Pas sérieux? En effet.
C’était là. 2001.
Aubagne, la bien nommée. Le pays du Papé qui tue tout doucement son fils Jean de Florette, en détournant la source. Terre de continuité.
Je venais d’enregistrer (gratuitement, bien sûr) la voix d’un film sur Auschwitz. J’attendais qu’on réponde à un joli projet de court-métrage et je terminais l’écriture de Crame la haine avec l’espoir d’en réaliser la première étape à Lourmarin, en hommage à Camus. J’avais l’accord de principe du château et devant l’oliveraie, on n’aurait pas plus beau pour lâcher les colombes.
Ma compagne était peintre et faisait des enquêtes.
Je touchais le chômage d’un an de CIE effectué à Marseille. Quelques petites panouilles.
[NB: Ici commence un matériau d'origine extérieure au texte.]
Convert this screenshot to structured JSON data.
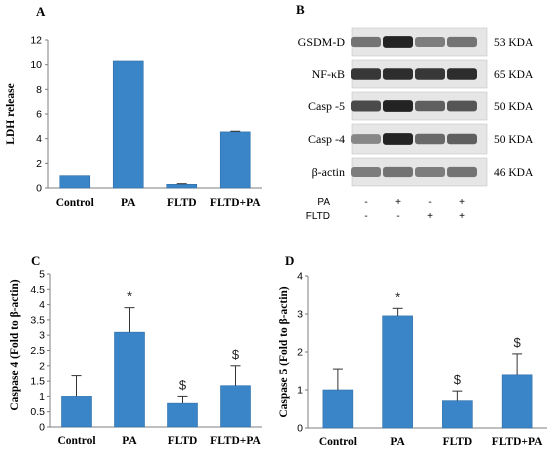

Mise en scène à Miramas, régie chez Keller, chansons dés que possible dans les concours du coin...
Mirabelle, notre fille, était tout mon bonheur, augmenté en été par l’arrivée de mon fils Django et de sa soeur Marie-Gypsie qui venaient en vacances.
Malraux, bouvier des Flandres, et Picasso le chat étaient de tous nos jeux. Nous allions à la plage, à Notre-Dame des Anges, promener à Allauch, déjeuner chez Elliet, dîner chez Isabelle...
Au jardin, chez Christian et Gisèle, on retrouvait la bande. Le général Misère, patron du régiment, annonçait l’apéro. Je prenais la guitare, les cigales s’accordaient et à l’ombre des pins nous chantions “Madame”, “La ballade du Malromé”, “Voyage nocturne”...
Puis c’était les grillades, le rosé et la sieste. Soirée sous les étoiles et retour... Aubagne.
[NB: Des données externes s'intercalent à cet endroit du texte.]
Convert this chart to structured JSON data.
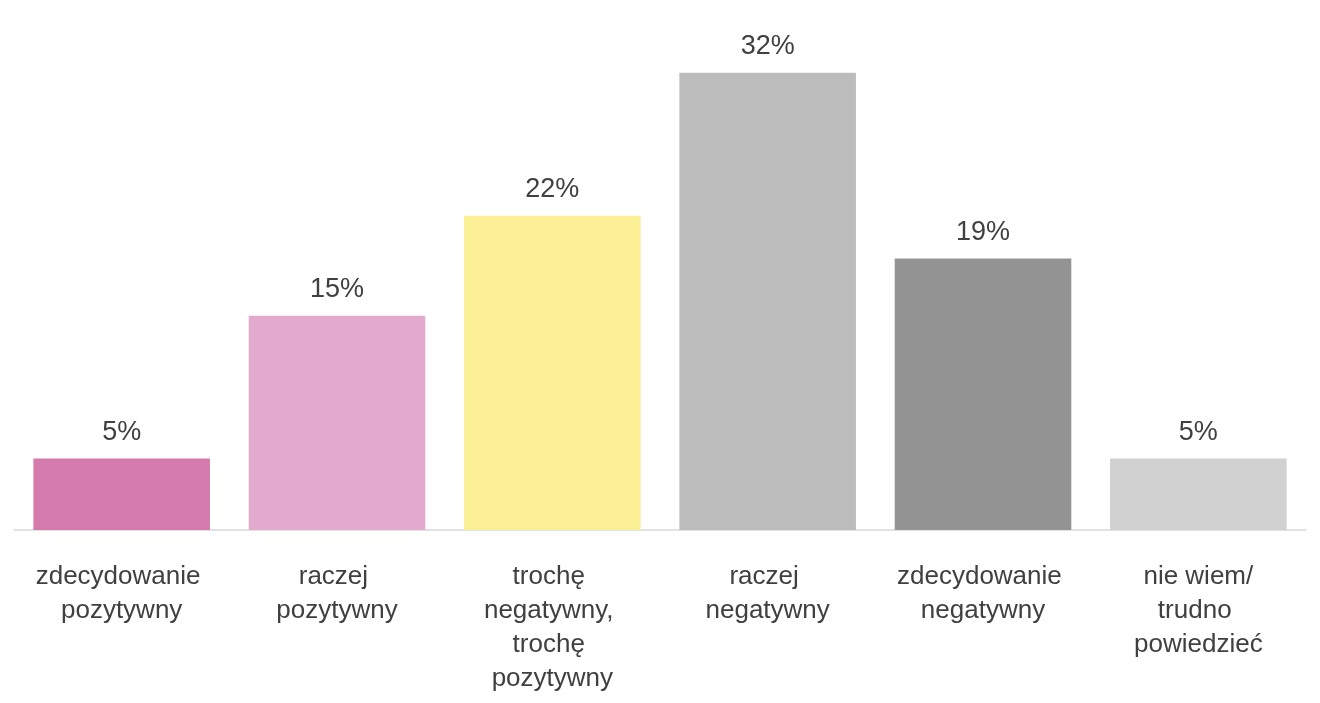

La misère fit son oeuvre. Aucun de mes projets n’aboutissant jamais, la crise entra dans la maison et prospéra bon train.
Quand l’idée de frapper me traversat l’esprit, j’en partais aussitôt. Pour la rue. En laissant Mirabelle, emmenant le bouvier.
J’allais offrir l’aquarium et ses poissons multicolores à l’IME du coin et j’emportais l’oiseau auquel j’avais confié le soin de réveiller ma fille. Tous seraient morts, sinon...

Chanter dans un bistrot pour une soupe et du vin, dormir dans la voiture, puis aux restos du coeur. Interdit aux chiens, confier Malraux à un client du bar. Apprendre peu après qu’il n’y a pas survécu. Le chien, pas le client.

Et m’effondrer à Hyères à la fin d’un concert au village de vacances de la CCAS d’EDF-GDF.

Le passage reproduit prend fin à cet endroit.